An Overview of Programmable Logic Controllers (PLC)

PROGRAMMABLE LOGIC CONTROLLER (PLC) is an industrial computer control system that continuously monitors the status of input devices and makes decisions based on a specific program to control the status of output devices. Almost any area, machine performance or process can be significantly improved with this type of control system. But the biggest benefit of using a PLC is the ability to modify and simulate a process or processes while collecting and reporting important data. Another advantage of PLC systems is that they are modular. This means you can mix and match input and output device types to best suit your application.

PLC is also used to exchange information between industrial equipment or from a facility to a central location, usually via a PC. PLC is often used to monitor and report equipment, diagnose malfunctions in hardware such as machinery and equipment, and perform event processing.


A typical PLC is connected to a power supply and consists of a central processing unit (CPU), a mounting rack, read-only memory (ROM), random access memory (RAM), input/output (I/O) modules, a power supply, and a programming device.

The power supply unit converts alternating current (AC) to direct current (DC). Most of the PLC works in direct current but some of them operates in alternating current also.

  • Rack

A PLC rack is a chassis with which other components are connected. The connected components in a PLC rack are grouped into three sections: the CPU, multiple I/O modules, and the power source.

  • CPU

The central processing unit (CPU) plays crucial role in the plc system. A CPU has two operating modes: programming mode and execution mode. In program initialization mode, the CPU extracts logic from program initialization instructions created by the user on the computer. In run mode, the CPU executes the logic. The CPU controls all PLC operations according to program initialization instructions stored in memory.

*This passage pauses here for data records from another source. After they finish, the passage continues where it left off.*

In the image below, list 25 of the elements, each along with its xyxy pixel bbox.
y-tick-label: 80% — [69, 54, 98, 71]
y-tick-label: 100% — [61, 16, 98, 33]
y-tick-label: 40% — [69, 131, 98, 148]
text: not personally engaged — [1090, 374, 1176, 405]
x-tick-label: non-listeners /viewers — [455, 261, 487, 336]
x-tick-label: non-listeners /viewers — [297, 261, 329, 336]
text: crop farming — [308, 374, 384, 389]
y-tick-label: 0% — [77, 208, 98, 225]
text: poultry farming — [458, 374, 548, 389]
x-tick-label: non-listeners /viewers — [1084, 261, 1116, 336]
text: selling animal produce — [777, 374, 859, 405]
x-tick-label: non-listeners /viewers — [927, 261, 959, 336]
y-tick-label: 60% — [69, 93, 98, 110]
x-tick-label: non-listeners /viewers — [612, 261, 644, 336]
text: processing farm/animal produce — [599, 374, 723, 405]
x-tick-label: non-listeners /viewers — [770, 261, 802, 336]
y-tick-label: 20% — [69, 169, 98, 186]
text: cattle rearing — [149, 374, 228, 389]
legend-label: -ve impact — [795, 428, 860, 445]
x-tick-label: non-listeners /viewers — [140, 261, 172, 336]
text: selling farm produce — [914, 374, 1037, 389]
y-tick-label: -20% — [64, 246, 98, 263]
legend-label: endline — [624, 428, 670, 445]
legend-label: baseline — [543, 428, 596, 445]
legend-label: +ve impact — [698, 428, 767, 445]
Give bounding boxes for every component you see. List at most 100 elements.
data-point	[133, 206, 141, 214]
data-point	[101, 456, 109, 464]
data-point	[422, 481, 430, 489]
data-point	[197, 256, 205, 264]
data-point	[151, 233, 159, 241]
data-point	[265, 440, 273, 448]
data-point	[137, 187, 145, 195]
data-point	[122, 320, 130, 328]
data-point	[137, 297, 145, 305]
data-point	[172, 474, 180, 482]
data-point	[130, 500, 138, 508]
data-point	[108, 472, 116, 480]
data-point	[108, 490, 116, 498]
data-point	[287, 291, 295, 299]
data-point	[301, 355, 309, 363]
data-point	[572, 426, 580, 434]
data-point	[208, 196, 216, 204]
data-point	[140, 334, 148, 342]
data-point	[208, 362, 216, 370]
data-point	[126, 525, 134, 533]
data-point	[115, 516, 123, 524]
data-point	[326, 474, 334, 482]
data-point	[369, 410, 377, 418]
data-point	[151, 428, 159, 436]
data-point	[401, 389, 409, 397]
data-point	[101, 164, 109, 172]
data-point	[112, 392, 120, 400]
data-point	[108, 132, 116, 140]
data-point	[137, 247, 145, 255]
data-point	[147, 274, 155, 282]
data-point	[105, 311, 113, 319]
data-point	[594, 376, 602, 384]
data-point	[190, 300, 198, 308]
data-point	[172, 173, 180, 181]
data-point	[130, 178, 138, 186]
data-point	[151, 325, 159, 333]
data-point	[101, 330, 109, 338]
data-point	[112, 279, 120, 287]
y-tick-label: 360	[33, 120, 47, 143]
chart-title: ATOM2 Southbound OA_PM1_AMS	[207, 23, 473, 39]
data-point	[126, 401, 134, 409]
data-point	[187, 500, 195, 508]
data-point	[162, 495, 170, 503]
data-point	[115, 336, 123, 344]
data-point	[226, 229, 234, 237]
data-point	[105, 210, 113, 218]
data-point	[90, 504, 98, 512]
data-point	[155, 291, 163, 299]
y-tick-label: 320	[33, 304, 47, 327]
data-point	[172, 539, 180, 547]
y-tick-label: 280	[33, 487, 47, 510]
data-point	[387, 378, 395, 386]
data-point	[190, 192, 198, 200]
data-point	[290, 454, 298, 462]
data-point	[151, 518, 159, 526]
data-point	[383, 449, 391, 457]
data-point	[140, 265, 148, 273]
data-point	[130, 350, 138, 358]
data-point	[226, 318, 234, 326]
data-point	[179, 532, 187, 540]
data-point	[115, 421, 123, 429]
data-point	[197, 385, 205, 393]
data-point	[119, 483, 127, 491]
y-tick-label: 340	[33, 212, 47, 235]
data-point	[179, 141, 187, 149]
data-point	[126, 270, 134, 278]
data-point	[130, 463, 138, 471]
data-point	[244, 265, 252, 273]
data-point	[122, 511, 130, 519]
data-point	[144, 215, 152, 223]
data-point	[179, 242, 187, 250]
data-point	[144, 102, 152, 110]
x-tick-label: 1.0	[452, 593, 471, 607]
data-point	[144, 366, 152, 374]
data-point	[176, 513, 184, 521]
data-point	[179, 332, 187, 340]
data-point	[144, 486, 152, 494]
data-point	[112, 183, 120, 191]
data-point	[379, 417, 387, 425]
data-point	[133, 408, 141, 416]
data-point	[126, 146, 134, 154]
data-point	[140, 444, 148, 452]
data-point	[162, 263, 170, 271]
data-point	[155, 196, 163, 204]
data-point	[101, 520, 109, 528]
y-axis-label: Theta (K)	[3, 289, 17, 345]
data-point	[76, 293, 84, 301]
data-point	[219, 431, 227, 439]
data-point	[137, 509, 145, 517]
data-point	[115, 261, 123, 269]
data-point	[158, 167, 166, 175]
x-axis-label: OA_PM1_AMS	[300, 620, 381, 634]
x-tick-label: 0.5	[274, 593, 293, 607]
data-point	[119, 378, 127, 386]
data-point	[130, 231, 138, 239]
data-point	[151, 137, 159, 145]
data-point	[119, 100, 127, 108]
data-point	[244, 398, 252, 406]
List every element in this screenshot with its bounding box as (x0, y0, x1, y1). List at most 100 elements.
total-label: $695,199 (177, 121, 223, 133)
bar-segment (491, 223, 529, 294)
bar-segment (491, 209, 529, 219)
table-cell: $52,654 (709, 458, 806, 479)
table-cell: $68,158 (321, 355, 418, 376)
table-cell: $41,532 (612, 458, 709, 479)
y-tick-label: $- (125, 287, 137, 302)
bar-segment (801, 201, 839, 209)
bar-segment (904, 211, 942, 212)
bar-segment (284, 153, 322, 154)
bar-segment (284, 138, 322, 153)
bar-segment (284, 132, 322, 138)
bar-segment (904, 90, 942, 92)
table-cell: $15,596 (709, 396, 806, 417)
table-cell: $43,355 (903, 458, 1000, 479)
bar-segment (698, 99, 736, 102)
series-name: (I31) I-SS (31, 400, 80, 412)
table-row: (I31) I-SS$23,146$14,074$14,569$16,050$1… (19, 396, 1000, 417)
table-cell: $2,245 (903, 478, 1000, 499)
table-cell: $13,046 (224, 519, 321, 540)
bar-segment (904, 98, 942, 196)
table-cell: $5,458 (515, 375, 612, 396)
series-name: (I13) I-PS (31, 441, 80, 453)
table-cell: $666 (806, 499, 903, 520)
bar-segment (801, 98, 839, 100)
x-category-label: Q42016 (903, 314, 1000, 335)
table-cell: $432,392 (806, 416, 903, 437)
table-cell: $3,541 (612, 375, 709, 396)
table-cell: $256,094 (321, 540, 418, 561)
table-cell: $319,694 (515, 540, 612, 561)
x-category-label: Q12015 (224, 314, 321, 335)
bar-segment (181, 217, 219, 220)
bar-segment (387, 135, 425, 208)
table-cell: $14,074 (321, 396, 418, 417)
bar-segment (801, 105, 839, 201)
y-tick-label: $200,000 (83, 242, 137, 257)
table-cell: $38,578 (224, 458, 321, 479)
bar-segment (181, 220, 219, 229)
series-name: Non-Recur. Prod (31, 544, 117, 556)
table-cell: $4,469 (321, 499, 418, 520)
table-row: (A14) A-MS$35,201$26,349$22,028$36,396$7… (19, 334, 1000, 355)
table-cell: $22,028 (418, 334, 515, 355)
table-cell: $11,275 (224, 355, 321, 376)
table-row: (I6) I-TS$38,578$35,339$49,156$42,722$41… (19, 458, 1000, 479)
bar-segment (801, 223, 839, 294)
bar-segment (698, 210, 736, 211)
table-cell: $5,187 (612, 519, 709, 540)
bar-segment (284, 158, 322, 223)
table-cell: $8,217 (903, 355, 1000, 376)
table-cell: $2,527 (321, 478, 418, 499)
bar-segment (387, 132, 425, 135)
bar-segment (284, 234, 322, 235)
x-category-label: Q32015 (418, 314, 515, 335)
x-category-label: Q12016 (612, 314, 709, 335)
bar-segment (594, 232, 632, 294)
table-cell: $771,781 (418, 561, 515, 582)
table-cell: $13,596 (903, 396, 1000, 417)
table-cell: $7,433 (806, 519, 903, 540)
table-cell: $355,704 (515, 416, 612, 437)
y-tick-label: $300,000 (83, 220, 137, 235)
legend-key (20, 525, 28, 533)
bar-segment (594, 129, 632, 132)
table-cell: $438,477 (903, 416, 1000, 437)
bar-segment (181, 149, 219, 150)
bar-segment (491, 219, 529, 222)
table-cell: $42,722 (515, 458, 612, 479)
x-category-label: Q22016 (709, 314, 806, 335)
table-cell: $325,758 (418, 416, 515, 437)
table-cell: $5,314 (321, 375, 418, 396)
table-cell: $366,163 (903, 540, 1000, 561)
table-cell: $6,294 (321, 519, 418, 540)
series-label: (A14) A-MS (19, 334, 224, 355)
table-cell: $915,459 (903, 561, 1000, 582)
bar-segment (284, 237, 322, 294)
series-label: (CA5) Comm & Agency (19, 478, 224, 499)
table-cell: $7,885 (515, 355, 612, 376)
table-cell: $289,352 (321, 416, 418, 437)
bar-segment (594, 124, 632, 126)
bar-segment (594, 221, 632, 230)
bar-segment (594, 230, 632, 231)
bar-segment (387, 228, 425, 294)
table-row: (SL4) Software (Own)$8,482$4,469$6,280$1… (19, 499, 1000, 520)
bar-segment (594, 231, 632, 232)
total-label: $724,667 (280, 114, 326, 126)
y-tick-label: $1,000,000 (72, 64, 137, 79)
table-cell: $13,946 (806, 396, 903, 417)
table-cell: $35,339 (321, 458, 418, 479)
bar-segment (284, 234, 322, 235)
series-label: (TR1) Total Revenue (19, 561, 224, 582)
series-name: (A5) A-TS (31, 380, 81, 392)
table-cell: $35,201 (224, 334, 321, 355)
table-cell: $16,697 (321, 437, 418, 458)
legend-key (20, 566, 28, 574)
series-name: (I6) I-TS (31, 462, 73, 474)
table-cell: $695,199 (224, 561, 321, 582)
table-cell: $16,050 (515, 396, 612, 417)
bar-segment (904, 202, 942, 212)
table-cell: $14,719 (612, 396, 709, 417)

A PLC receives data from input devices by the help of I/O modules. The concept of sensing data refers to the nature of PLC input data which comes in the form of electronic signals.

Digital input module handles discrete signals, for example on/off signals. Analog input module convert voltage into numbers the CPU can understand.

Digital output module turns devices on and off, for example a light. Analog output modules convert digital numbers to voltage, for example to drive machinery.

PLCs can make logical decisions and perform actions based on the input data they receive, for example processing input data and sending processed data to an output device. The processing of input data is executed by a programming device.

ROM stores information about the operating system and drivers. RAM stores the state and details of input and output data and program information.


There are four main steps in any PLC process; Scan input, scan software, print output and homework. These steps are repeated every time.

Four Steps In The PLC Operations

1.) Input Scan

•Detects the state of all input devices that are connected to the PLC

2.) Program Scan

•Executes the user created program logic

3.) Output Scan

•Energizes or de-energize all output devices that are connected to the PLC.

4.) logic scan

•This step includes communications with programming    terminals, internal diagnostics, etc…


PLC programming uses a ladder logic programming language, but other languages ​​such as block diagram, structured text, sequential function chart, and instruction list are also used. Logic uses a schematic diagram based on a circuit diagram to represent and express the logic of operations in a PLC software program. Logical level code is similar to an electrical diagram.


  • Reliability: PLC is designed to be rugged and reliable, making it suitable for industrial applications. The probability of failure is less than other control systems. PLC can be programmed to perform multiple functions, increasing reliability.
  • Flexibility: PLC can be easily customized according to needs and requirements. It is flexible and can perform different functions according to the logic of the program.
  • Ease of Use: PLCs are especially easy to use compared to other industrial control systems. They use a proprietary programming language and most have a user-friendly interface for easy programming and troubleshooting.
  • Cost-Effectiveness: PLC is generally more cost effective than other control systems. PLCs offer an economical solution in the field of installation, maintenance and repair. LCs are generally more cost-effective than other control systems.
  • Security features:
    The PLC may include safety features to protect personnel and equipment. For example, they can stop the process in special cases (e.g. machine overheating or an accident).
  • Scalability
    The PLC can be scaled up or down depending on the complexity of the control system. Whether the program is simple or complex, PLC can handle it.
  • Improve response time:
    PLC provides timely control by responding quickly to input signals. This fast response time is important for critical applications.
  • durability:
    PLC is built to withstand harsh industrial environments such as extreme temperatures, humidity and vibration.
  • Data collection and processing:
    PLC can collect data from sensors and devices, which helps with monitoring and efficiency. They process this information carefully to make informed decisions.
  • Remote access:
    PLC enables remote monitoring and adjustment necessary for maintenance and troubleshooting.